Third, the power of visual cue
I think the “paper clip strategy” is so effective because it can act as a visual trigger and help motivate you to cultivate your habits consistently. Some readers have told me that they use this strategy in a variety of different ways. When a woman writes a book, every time she writes a page, she will move one hairpin from one container to another; a man will put a marble ball every time he completes a set of push-ups. Move from one box to another. Progress makes people feel contented, and intuitive measures (such as moving paper clips, hair clips, or marbles) make your progress clear, consolidating your habits and giving you a sense of satisfaction right away.
Visual cues can help you develop new good habits for several reasons:
Visual cues will remind you to start developing a habit. We often think that we can make up our minds to develop a new habit. For example: “I want to start a healthy diet, this time is true.” But the good times are not long, after a few days, the power is gradually disappearing, and your plan is once again in the busy life. This is why visual stimuli are so effective. When the environment pushes you in the right direction, it will be much easier to stick to the habit.
Visual cues give you an intuitive understanding of the progress you’ve made when cultivating a habit. Everyone knows that perseverance is the key to success, but few people actually measure whether they have done it consistently in real life. The paperclip strategy can avoid this problem because it is itself a measurement system. Just look at the paper clip and you will know how it is going.
Visual cues can have an additive effect on power. As you continue to see your progress, nature is more motivated to continue the habit. The more paper clips you put into the container, the more motivated you are to complete the task. Many popular behavioral economics studies call it the “human advancement effect”, which essentially means that once we have something, we will value it more. In other words, the more paper clips you put into the “completed” container, the more valuable it will be for you to complete this habit.

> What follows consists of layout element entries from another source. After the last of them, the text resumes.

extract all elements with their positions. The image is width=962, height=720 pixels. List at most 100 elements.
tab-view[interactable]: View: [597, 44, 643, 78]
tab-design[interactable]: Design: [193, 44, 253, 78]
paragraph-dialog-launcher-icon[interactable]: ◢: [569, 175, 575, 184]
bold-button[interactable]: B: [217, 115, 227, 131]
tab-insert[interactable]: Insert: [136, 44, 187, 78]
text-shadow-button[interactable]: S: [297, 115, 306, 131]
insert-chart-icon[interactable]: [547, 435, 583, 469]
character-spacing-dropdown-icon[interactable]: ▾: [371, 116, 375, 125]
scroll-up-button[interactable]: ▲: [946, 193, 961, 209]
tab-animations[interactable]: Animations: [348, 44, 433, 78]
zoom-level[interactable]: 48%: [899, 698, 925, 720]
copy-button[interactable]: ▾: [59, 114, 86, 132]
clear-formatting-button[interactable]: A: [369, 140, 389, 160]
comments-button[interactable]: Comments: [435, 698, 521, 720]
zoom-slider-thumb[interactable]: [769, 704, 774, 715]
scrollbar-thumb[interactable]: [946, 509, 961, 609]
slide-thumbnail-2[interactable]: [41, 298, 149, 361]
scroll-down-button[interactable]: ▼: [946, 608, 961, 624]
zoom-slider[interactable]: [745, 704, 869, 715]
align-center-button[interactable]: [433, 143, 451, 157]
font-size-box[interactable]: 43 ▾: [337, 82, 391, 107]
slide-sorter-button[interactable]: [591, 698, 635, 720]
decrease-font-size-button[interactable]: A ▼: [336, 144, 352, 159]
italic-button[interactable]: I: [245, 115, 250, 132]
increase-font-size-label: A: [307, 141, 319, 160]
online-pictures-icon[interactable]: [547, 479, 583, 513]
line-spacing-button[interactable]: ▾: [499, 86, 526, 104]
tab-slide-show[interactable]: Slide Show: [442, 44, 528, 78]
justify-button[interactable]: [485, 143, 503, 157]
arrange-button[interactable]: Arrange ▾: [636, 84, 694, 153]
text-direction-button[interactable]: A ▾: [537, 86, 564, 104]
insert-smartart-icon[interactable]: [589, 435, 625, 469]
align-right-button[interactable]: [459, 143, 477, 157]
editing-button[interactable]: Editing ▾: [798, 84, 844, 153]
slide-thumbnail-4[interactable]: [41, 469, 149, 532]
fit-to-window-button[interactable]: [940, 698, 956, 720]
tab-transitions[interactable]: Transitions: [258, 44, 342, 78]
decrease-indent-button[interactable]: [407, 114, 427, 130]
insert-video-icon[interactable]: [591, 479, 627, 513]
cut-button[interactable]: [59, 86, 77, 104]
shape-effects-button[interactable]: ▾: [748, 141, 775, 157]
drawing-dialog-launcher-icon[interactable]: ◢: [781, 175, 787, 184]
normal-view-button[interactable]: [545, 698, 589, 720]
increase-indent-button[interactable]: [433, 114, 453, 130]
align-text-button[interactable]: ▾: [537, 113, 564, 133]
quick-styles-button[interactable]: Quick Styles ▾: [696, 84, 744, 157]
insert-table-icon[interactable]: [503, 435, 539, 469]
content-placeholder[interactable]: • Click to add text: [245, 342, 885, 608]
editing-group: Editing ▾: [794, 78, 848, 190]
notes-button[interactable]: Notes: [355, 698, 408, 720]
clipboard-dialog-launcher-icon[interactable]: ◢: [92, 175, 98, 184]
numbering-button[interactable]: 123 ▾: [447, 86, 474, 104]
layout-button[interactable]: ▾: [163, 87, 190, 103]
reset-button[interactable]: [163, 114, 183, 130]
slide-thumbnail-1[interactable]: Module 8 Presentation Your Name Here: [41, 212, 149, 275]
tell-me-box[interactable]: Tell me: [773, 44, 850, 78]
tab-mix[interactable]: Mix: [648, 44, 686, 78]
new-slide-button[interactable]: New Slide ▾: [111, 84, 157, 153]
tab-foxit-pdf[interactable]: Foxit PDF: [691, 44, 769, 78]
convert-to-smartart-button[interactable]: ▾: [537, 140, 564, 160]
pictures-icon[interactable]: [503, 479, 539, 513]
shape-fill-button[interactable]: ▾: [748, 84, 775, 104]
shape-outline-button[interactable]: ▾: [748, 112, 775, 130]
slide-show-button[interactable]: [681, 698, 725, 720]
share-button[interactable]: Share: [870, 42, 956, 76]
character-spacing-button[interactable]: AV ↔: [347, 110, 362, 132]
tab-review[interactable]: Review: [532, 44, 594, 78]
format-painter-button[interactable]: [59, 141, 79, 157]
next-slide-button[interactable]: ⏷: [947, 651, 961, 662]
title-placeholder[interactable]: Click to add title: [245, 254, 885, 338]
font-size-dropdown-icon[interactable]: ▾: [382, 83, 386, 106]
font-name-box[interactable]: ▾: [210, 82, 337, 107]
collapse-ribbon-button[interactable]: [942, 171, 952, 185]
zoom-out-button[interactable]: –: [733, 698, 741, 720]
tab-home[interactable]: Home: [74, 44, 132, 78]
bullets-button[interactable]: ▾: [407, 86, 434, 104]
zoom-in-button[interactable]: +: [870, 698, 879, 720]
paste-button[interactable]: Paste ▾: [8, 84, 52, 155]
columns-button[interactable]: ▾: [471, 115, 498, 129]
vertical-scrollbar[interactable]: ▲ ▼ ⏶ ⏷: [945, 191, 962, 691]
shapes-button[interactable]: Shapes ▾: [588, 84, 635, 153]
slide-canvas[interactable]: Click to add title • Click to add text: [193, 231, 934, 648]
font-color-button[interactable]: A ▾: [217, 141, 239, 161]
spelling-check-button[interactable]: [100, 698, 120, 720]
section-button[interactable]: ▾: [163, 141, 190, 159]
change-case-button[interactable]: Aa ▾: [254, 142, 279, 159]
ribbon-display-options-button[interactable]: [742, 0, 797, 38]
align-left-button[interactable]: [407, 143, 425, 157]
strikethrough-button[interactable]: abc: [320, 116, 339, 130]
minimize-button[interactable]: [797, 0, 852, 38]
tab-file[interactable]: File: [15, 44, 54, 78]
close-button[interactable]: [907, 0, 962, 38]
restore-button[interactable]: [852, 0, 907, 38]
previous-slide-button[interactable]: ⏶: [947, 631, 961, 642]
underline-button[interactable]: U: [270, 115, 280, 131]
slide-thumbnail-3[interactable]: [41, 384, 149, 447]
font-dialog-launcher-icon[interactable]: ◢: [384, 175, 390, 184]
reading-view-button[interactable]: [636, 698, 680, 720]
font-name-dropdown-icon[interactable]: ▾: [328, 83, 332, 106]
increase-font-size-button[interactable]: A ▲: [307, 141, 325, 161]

Fourth, develop your own paper clip strategy
There are different ways to achieve your own goals with a paperclip strategy. I hope to do 100 push-ups every day. You can start with 10 paper clips. Move 1 paper clip for each one, 10 for 1 group, and 1 group for each day. Need to send 25 sales emails per day? You can start with 25 paper clips and press one of the paper clips to the other side each time you press Send. Want to drink 8 glasses of water a day? Then start with 8 paper clips and move a paper clip every time you drink 1 cup of water. Can you tell me if you have taken 3 medicines a day? Take out 3 paper clips and put a paper clip into the box each time you take the medicine. Most importantly, the entire strategy does not cost much. 1. Buy 1 box of standard paper clips. 2. Prepare 2 paper clip storage boxes. 3. Select the habit you want to cultivate and start moving the paper clip from side to side.
Desmide believes that his success in this line comes down to a core task: to make more sales calls. He found that mastering basic skills is the key to achieving your goals. There are no secret weapons and panacea, and basic skills are cultivated. It is a panacea to develop good habits.